For some, that handshake alone justifies the U.N.’s existence, as though the financial costs the United States bear (assessed contributions of 22 percent of most U.N. agency budgets), relentless political attacks against us and close friends such as Israel, assaults on free expression under the guise of religious tolerance, endless treaty negotiations where the hidden agenda is constraining America’s flexibility and influence, and countless other intrusions on issues properly decided by our own constitutional system were of little consequence.
Indeed, those enraptured by an Obama-Rouhani encounter don’t really need evidence of U.N. effectiveness, and they couldn’t care less about its costs to America. For decades, their support has been faith-based, almost religious in nature, and unquestioning.
In actual operation, however, the U.N. provides harsh lessons in reality, even for its altar boys and girls. Hovering above the General Assembly will be the U.N. Security Council’s failure to address, for nearly two years, the international conflict being fought out through the mechanism of Syria’s civil war.
The Security Council has done precious little about this struggle, which has produced mounting civilian casualties, massive flows of refugees and internally displaced persons, and incalculable destruction of property and productive enterprise. Three times, Russia and China have used their veto power to block enhanced sanctions against Syrian President Bashar Assad’s regime or any other significant step to resolve the conflict. Even the fanciful agreement to have Syria surrender all its chemical weapons for destruction was negotiated outside the council; within its limited responsibility for implementing the agreement, dissension is already well entrenched.
Whatever one thinks U.S. Syria policy should be (aid the opposition or stay away, strike the Assad regime for its use of chemical weapons or not), there is no dispute that the Security Council has essentially been a bystander. There is a reason for this outcome. The council has always been merely a reflection of the larger world. U.N. members’ conflicting interests do not change simply because the clash among them is taking place in Turtle Bay.

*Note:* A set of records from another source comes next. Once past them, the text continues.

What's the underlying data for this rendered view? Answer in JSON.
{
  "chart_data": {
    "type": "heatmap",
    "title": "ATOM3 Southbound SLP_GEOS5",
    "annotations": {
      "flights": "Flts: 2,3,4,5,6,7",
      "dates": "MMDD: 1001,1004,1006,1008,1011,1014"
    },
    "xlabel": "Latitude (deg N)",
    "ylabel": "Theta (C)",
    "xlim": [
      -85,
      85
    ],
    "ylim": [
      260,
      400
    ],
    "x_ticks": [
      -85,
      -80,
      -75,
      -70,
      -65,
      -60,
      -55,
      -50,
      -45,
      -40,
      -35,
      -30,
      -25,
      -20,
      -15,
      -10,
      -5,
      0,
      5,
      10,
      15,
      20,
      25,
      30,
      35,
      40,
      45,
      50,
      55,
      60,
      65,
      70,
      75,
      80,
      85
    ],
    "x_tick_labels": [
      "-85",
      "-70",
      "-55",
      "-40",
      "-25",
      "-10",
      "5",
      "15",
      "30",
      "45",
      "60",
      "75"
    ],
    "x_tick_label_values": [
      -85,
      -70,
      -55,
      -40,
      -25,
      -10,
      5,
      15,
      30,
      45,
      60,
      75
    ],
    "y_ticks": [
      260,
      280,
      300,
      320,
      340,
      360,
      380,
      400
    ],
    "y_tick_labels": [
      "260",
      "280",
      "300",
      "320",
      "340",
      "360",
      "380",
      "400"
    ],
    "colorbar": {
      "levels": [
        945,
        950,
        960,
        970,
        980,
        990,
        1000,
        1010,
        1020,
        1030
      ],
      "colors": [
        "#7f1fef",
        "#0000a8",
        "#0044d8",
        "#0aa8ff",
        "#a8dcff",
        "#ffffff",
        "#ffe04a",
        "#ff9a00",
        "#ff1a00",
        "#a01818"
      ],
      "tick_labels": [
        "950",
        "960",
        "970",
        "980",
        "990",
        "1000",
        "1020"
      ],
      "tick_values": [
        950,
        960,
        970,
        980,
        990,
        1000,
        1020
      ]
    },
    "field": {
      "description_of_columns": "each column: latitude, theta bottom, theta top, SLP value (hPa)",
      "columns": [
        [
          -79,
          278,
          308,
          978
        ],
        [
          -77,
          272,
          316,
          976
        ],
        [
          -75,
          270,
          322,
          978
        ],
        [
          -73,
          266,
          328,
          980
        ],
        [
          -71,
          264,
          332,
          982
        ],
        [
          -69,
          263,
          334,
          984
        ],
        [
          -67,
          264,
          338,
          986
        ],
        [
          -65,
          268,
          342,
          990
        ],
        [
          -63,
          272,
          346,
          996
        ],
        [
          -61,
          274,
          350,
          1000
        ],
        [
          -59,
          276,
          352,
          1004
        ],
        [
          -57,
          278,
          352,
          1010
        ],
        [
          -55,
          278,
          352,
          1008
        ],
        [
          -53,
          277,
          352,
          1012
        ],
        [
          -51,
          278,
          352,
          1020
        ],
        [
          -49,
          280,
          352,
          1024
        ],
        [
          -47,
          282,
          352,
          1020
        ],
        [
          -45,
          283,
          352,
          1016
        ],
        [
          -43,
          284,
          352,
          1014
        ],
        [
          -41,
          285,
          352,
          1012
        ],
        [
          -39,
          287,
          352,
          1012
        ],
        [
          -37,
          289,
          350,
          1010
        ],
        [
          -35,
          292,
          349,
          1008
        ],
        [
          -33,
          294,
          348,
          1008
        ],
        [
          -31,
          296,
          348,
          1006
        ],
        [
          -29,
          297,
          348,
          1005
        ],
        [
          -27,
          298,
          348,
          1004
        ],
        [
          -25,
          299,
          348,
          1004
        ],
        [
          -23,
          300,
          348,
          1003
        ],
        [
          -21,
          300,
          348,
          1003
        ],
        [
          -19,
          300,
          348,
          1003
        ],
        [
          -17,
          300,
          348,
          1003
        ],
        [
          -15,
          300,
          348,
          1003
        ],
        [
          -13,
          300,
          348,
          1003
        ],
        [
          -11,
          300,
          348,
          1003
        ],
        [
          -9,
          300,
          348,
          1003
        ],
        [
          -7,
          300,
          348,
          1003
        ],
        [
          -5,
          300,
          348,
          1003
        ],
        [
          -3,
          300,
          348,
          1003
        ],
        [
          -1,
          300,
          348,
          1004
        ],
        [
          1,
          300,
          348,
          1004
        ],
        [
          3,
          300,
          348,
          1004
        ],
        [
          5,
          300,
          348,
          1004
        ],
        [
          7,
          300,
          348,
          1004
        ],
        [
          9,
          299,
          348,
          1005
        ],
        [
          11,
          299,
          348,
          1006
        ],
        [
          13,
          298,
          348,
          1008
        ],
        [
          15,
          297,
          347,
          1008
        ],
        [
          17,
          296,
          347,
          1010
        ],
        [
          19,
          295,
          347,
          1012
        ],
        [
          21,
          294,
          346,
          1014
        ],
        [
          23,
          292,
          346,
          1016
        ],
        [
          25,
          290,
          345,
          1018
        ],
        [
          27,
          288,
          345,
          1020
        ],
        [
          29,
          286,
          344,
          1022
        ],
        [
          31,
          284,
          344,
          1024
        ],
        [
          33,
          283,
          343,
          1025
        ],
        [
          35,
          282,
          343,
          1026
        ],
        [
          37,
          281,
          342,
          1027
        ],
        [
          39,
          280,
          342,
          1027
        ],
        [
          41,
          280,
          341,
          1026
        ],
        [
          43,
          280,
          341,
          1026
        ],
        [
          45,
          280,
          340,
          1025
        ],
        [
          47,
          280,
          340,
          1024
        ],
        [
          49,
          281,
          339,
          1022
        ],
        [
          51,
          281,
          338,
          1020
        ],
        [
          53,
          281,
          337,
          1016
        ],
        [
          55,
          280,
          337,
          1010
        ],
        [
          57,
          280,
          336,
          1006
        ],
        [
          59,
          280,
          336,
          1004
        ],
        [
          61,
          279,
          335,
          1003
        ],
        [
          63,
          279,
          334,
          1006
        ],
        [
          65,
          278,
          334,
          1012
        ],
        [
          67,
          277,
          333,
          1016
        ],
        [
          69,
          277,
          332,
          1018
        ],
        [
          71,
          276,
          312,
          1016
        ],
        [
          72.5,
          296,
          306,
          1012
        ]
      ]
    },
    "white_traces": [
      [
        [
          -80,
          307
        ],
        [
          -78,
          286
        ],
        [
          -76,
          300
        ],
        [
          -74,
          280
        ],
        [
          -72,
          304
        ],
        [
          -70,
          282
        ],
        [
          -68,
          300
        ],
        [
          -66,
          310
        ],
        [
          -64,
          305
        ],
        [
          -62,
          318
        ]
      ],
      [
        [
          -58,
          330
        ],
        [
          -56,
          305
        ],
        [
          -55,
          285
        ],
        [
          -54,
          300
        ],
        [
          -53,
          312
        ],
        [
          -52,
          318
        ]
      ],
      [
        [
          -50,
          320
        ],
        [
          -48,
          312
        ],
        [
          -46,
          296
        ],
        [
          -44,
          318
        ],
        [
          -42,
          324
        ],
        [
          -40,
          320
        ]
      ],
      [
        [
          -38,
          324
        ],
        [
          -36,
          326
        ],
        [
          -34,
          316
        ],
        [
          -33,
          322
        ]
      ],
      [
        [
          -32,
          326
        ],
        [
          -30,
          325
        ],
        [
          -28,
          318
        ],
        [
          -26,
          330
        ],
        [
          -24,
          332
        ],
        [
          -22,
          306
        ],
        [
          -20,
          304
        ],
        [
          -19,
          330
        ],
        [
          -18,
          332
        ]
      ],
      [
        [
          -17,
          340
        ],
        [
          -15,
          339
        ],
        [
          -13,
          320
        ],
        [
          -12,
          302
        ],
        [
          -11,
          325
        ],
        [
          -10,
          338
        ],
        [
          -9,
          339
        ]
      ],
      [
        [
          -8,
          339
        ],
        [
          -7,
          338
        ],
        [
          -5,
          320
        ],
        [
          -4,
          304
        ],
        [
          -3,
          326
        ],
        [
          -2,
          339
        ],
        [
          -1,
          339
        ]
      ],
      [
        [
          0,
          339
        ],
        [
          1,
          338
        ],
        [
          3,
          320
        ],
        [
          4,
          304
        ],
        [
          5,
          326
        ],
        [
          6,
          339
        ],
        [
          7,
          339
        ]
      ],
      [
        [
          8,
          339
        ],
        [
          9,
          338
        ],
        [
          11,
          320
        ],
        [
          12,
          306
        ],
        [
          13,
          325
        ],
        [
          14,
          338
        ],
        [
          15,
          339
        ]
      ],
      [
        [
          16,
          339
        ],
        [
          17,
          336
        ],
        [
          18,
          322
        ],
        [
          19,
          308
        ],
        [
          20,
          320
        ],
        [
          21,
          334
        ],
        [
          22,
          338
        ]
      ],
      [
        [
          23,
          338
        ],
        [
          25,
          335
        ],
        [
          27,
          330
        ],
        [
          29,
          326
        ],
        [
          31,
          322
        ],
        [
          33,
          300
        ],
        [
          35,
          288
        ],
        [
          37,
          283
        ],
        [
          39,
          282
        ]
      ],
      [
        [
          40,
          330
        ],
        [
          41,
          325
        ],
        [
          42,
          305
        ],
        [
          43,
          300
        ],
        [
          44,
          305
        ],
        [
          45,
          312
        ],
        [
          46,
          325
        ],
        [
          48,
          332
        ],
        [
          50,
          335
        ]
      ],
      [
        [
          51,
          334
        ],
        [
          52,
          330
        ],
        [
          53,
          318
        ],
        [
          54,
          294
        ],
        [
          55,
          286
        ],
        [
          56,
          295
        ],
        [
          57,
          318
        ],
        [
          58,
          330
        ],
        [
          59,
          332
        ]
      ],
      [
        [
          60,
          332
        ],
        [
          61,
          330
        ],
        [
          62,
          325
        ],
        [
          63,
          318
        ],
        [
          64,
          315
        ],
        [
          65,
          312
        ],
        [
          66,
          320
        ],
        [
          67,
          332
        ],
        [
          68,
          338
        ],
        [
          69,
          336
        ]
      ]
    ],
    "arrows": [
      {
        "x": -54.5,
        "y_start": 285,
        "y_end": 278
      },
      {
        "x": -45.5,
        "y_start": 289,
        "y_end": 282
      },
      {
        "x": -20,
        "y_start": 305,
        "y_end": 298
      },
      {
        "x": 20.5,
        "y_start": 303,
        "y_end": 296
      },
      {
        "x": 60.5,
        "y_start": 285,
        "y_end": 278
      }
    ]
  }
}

The U.N. cannot (and should not) act meaningfully without direction and control by its members. If it could act separately from its members, it would mean we had ceded a considerable portion of our sovereignty, something only a trivial fraction of Americans is prepared to do. Here is where U.N. acolytes hit the wall of reality, and rarely has it been harder than for the Obama administration.
Now, however, because faith is strong, U.N. supporters are predictably arguing that the problem lies not with the U.N. itself, but with the Security Council’s outdated composition. Change the council, they argue, and all will be solved. If the administration pursues this path, much of its second-term foreign policy will be frittered away chasing an unattainable objective. That would at least lessen the chances for doing damage on policy issues actually important to the United States.
The Security Council’s membership, however, will not change. Of the five existing permanent members, Britain and France linger on despite the pleas of many European Union members to replace them with the EU itself as “Europe’s” permanent seat. No change is coming there. Russia justifies its permanent membership only by its status as having the world’s largest arsenal of nuclear weapons.
I once said that by any objective standard, justification existed for only one permanent member; namely, the United States. The U.N.’s Greek chorus was greatly displeased, but William F. Buckley paid me a high compliment, saying, “You violate the same rule we learned as children that I do: no jokes in church.” China, however, now clearly deserves a permanent seat, so I amend my prior estimate accordingly.
Even more problematic is the substantial number of other countries thinking they deserve permanent membership: Japan, India, Pakistan, Germany, Italy, Egypt, Nigeria, South Africa, Brazil, Mexico and more. There are proposals for “regional” permanent seats (e.g., one for Latin America) rotating among the regional states. The permutations are endless, but all involve expanding the council beyond its current 15 members (originally just 11 in 1945). The larger the council, and the more permanent members, the less effective it will be.
Active debate about Security Council expansion has been underway for decades. No progress has been made, and none is likely as far as the eye can see, given the clash of ambitions just described. That brings us back to fundamentals: There is no such thing as the United Nations. It is simply a collection of nations pursuing their respective interests, from time to time led by the United States.
John R. Bolton, a former U.S. ambassador to the United Nations, is a senior fellow at the American Enterprise Institute.